Rushing past an old man sweeping the sidewalk in front of his well-kept storefront, she was about to cross to the next block when a bell jingled.
Someone leaving the old man’s shop.
The back of her neck prickled and she turned, her lungs seizing at the sight of long black hair and glowing yellow eyes.
She’d barely lifted her leg to run when a pale, supernaturally strong hand encircled her wrist.
Alexei’s scar pulled taut as his lips stretched wide and his fangs popped out.
He clenched something in his other hand. Streaks of glimmering rainbow light glowed between his pale fingers.
“We will so enjoy watching Maksym teach you this lesson the hard way,” he sneered before bringing her hand to his mouth and raking a shallow gash across her wrist.

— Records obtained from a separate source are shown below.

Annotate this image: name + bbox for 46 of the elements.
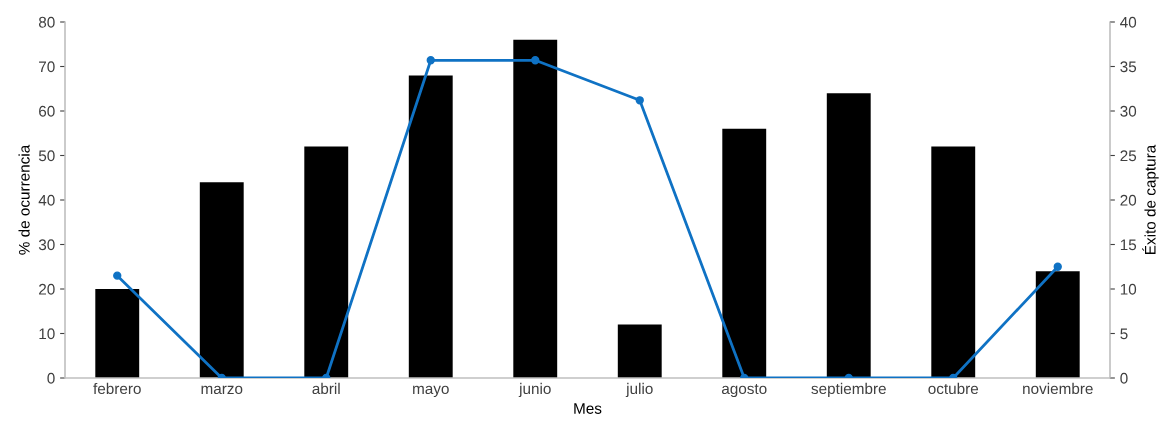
- point: [113, 271, 122, 280]
- y2-axis-title: Éxito de captura: [1142, 144, 1159, 254]
- x-tick-label: septiembre: [811, 382, 886, 398]
- point: [1053, 262, 1062, 271]
- x-tick-label: marzo: [201, 385, 243, 395]
- y-tick-label: 0: [47, 372, 55, 384]
- bar: [931, 146, 976, 378]
- x-tick-label: octubre: [928, 382, 979, 395]
- y-tick-label: 80: [38, 16, 55, 28]
- y-tick-label: 30: [38, 239, 55, 251]
- bar: [95, 289, 140, 378]
- bar: [408, 75, 453, 378]
- point: [426, 56, 435, 65]
- x-tick-label: agosto: [721, 384, 767, 398]
- y-tick-label: 50: [38, 150, 55, 162]
- y2-tick-label: 20: [1120, 194, 1137, 206]
- bar: [826, 93, 871, 378]
- y-tick-label: 10: [39, 328, 55, 340]
- y2-tick-label: 25: [1120, 150, 1137, 162]
- y2-tick-label: 0: [1120, 372, 1128, 384]
- x-tick-label: abril: [312, 382, 340, 395]
- y-tick-label: 40: [38, 194, 55, 206]
- bar: [304, 146, 349, 378]
- bar: [1035, 271, 1080, 378]
- y-tick-label: 20: [39, 283, 55, 295]
- y2-tick-label: 5: [1120, 328, 1128, 340]
- y2-tick-label: 30: [1120, 105, 1137, 117]
- y2-tick-label: 35: [1120, 61, 1137, 73]
- x-tick-label: mayo: [413, 385, 449, 398]
- bar: [617, 324, 662, 378]
- y2-tick-label: 40: [1120, 16, 1137, 28]
- bar: [513, 39, 558, 378]
- point: [531, 56, 540, 65]
- x-axis-title: Mes: [574, 403, 602, 414]
- x-tick-label: julio: [625, 382, 653, 398]
- y-axis-title: % de ocurrencia: [18, 144, 30, 255]
- x-tick-label: febrero: [93, 382, 141, 395]
- bar: [199, 182, 244, 378]
- y-tick-label: 60: [39, 105, 55, 117]
- x-tick-label: junio: [518, 382, 551, 398]
- x-tick-label: noviembre: [1023, 382, 1093, 395]
- y-tick-label: 70: [39, 61, 55, 73]
- y2-tick-label: 15: [1120, 239, 1137, 251]
- bar: [722, 128, 767, 378]
- y2-tick-label: 10: [1120, 283, 1137, 295]
- point: [635, 96, 644, 105]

Cassandra’s name was on the tip of Xenia’s tongue before paralyzing pain seared through her veins and the world melted away in a haze of crimson mist.
CHAPTERFOURTEEN
The faded red scar on Tristan’s palm was mocking Cassandra.
Each time he reached for a book, each time he turned a page, each time he tucked a strand of his onyx hair behind his ear, the scar filled her mind with destructive whispers.
He Turned a human Fae.
He didn’t offer to do it for you.
He has no desire to keep you in his life for any longer than a single mortal lifetime.
If Tristan noticed her increased attention to his scar, he didn’t bring it up.
She struggled to quiet the callous voice as they searched the Temple library in Meridon for texts referencing the Fallen Goddess.
Since the Meridon Temple of Letha was much smaller than the Temple in Thalenn, its library was more like a reading room. Only four parallel rows of stacks occupied the quiet, oak-paneled hall, with books organized not by title or author but by year of publication. The unique organizational system made searching for relevant texts rather difficult, even with a consultation from the lone, harried librarian.
Rushing along the stacks behind a clattering push-cart, the silver-haired Sister had snatched book after book from the over-stuffed shelves before depositing Tristan and Cassandra at a small table nestled in a hidden corner.
At the sole other table in view, an older balding gentleman with a ring of jet-black hair gnawed on the end of unlit pipe as he flicked through a leather-bound book.
“Come over here and take a look at this,” Tristan whispered.
Cassandra closed her own book, then rounded the table and sank into the chair next to Tristan. He cupped his wing around her back and pressed his shoulder against hers, dragging his fingertip along a thin, crumbling page. “This is one of the oldest books in the stack. A transcription of an oral history detailing life in Ethyrios in the centuries before the war.
“Before the Accords, nearly the entire Fae and human population in Ethyrios worshiped a Creator Goddess named Adelphinae.”
“Delphae,” Cassandra murmured, recalling the bright star depicted in the mural that blanketed the ceiling of the Temple library in Thalenn. “It was named for her.”
“Sounds like it,” Tristan nodded.
“And your father renamed it Erabis after the Accords.”